Let $\Lambda$ be an arbitrary indexing set and let {$B_\alpha$}$_{\alpha\in \Lambda}$ be a collection of sets indexed by $\Lambda$. Let $C$ be any set. Then the following identities hold:
- $C\cap\bigcup_{\alpha\in\Lambda}B_\alpha = \bigcup_{\alpha\in\Lambda}(C\cap B_{\alpha})$
I haven't got much into it at all, but would the notion of DeMorgan's Laws apply to this theorem at all? Just poking ideas at it.
My attempt at reading this, which is probably incorrect: "The intersection of a set $C$ and the union over $\alpha\in\Lambda$ of the $B_{\alpha}$'s is equal to the union over $\alpha\in\Lambda$ on the set $C$'s intersection over $B_{\alpha}$'s.
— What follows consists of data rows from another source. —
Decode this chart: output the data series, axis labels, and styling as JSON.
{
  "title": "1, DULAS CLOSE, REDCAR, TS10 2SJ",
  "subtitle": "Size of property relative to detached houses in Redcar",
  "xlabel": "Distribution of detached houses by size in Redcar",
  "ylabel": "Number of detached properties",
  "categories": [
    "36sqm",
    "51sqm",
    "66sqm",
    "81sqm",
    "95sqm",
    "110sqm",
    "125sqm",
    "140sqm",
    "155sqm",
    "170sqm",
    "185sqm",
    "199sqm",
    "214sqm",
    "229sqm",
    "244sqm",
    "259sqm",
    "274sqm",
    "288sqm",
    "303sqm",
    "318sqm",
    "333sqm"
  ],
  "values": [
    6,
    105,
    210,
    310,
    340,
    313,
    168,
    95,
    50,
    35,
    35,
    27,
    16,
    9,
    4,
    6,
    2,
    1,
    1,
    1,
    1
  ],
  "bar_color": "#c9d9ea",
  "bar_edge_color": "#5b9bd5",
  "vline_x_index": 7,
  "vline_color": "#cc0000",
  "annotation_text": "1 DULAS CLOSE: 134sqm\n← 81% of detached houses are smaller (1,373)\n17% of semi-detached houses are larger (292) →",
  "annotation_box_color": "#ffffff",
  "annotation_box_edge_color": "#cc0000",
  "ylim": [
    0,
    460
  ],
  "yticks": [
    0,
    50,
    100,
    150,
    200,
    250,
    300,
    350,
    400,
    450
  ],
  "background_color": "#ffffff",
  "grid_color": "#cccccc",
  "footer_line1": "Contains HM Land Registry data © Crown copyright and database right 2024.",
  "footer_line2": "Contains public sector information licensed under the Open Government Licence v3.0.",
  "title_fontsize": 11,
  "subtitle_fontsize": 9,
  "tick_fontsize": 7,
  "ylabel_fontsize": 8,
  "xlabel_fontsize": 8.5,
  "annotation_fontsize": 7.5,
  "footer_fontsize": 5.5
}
Apologies if I completely butchered it - this is the first time seeing these notations presented in this form. Also, we are supposed to prove why that theorem (1) holds true.
The general case is probably a bit distracting. Try a simple example first. Prove that
$C \cap (B_1 \cup B_2) = (C \cap B_1) \cup (C \cap B_2)$
That is, show that each set is a subset of the other. If you can get this, then the ideas involved in the proof to your general case is essentially identical.